The butler came back, rolling a struggling little man in a rickety chair in front of him. Fulton Bricksetter was wrapped in a pale yellow shirt and a white cravat, pinned together carefully with a pearl stick pin that appeared to be holding his head on. A dusty, blue smoking jacket covered him to keep him warm and his frail hands rested on the blanket that covered his legs from view. He had nothing but a wisp of hair on his head and a mustache so pale it blended in with his complexion. The butler wheeled him across from me, and the old man sniffed sharply.

“You are Stone?” he croaked in a voice that must have been powerful at its best, and still had a bit of juice left over.

“I'm flesh and blood, sir.” I quipped.

He tilted his head at the joke. No one had a sense of humor around these parts. “My daughter Lola has been missing for quite some time, Stone. She is all I have after her mother died. Just her and this old house, which I despise.” He wheeled on the butler. “Blodgkins, get this man a drink and quit standing around.”

“Ginger ale,” I added, and he vanished in a black-and-white streak before the master asked him for something else.

“I do admire a man who enjoys a good ginger ale. My doctor has forbidden me from indulging, so you'll beg my pardon if I take the drink through you.” Bricksetter sniffed again, a nervous habit of his. “A week ago, Lola and I had a heated argument over a gambling debt of hers. She frequents an after-hours place run by Louie Box. You know him, I trust.”

“By reputation only. He and I don't run in the same circles.”

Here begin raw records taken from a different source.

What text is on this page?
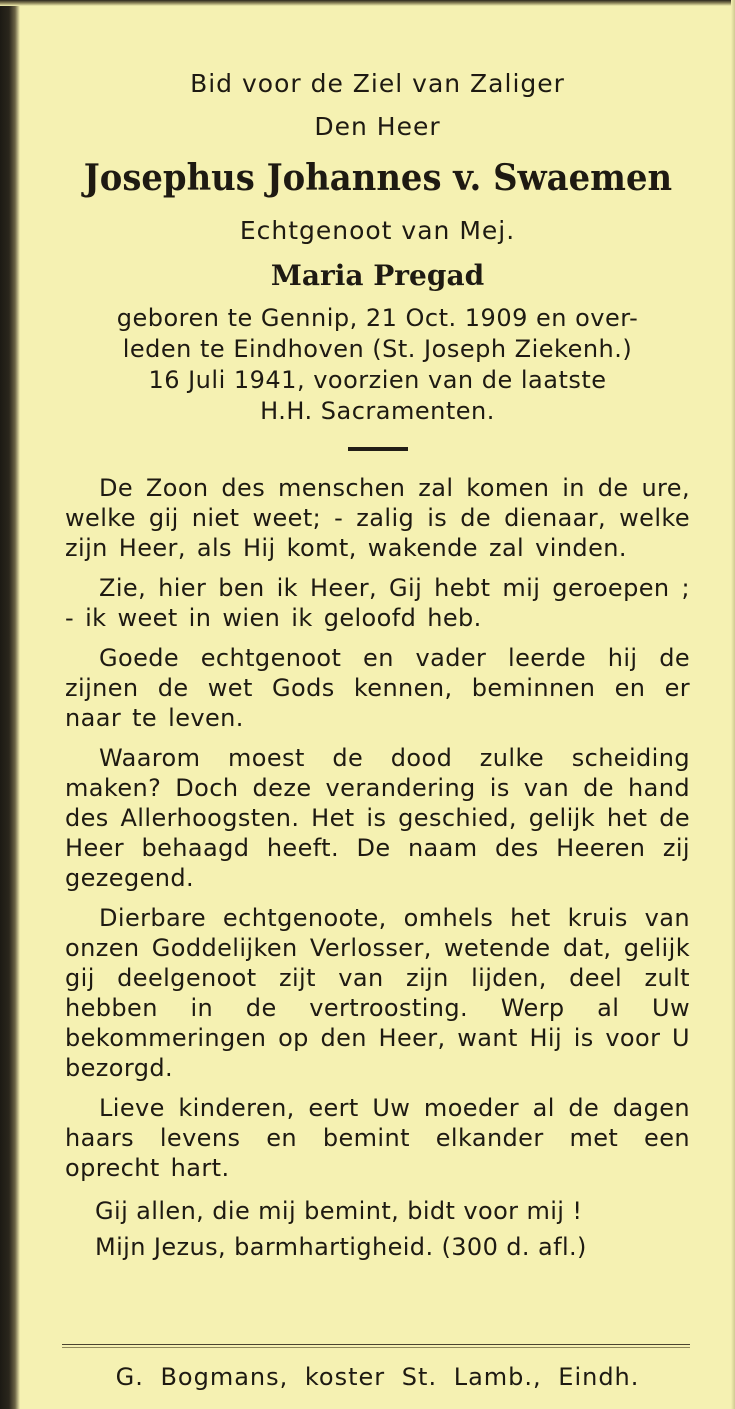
Bid voor de Ziel van Zaliger
Den Heer
Josephus Johannes v. Swaemen
Echtgenoot van Mej.
Maria Pregad
geboren te Gennip, 21 Oct. 1909 en over-
leden te Eindhoven (St. Joseph Ziekenh.)
16 Juli 1941, voorzien van de laatste
H.H. Sacramenten.
De Zoon des menschen zal komen in de ure, welke gij niet weet; - zalig is de dienaar, welke zijn Heer, als Hij komt, wakende zal vinden.
Zie, hier ben ik Heer, Gij hebt mij geroepen ; - ik weet in wien ik geloofd heb.
Goede echtgenoot en vader leerde hij de zijnen de wet Gods kennen, beminnen en er naar te leven.
Waarom moest de dood zulke scheiding maken? Doch deze verandering is van de hand des Allerhoogsten. Het is geschied, gelijk het de Heer behaagd heeft. De naam des Heeren zij gezegend.
Dierbare echtgenoote, omhels het kruis van onzen Goddelijken Verlosser, wetende dat, gelijk gij deelgenoot zijt van zijn lijden, deel zult hebben in de vertroosting. Werp al Uw bekommeringen op den Heer, want Hij is voor U bezorgd.
Lieve kinderen, eert Uw moeder al de dagen haars levens en bemint elkander met een oprecht hart.
Gij allen, die mij bemint, bidt voor mij !
Mijn Jezus, barmhartigheid. (300 d. afl.)
G. Bogmans, koster St. Lamb., Eindh.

The front door opened and I turned around to see who it was. To my surprise, it was the girl in the picture, the woman I had taken for Lola Bricksetter. She was tall and lean and could make her living as a javelin if she could take all the throwing around. Her eyes took one look at me and said You'll do as she breezed in and took over the room. The old man didn't even look at her.

“She is wild and hard and everything a girl of her age should not be. I will make no excuses. Anything she has learned how to be she has learned from her father.” The girl floated past and watched me as she pursed her lips and kissed the old man on the lower side of his jaw as he talked. “There is no good in her as there is no good in me. An old man's regret. Perhaps it is too late for her and I will go on paying these weekly debts for the rest of the life I still have left, but I...” He touched his cheek with his bony hand. “Oh, hello, dear. Stone, this is my daughter, Lola.”

I stood with a head full of bubbles and shook her hand lightly. “Pleased to meet you,” I said to her, and she winked at me. To the old man I said: “You have another daughter, I take it?”

“No, just the one. Why?”

“You hired me to find her. And here she is.”

The eyes of Fulton Bricksetter bounced between his daughter and me and back again. He considered this very carefully. “So she is. Blodgkins!” he called. “Pay this man, would you?”

The business apparently done, the daughter pushed her father down the hall in his wheelchair. Halfway down she turned and looked at me with a wild, wicked grin. “Call me,” she whispered.

In a few seconds, the butler returned with a ginger ale in one hand and a couple of saw bucks in the other. I emptied the glass in one short motion and crumpled the bills in a wad and shoved them in my pocket. “So much for that,” I shrugged.

“My name isn't Blogkins, by the way,” the butler replied, as he showed me to the door.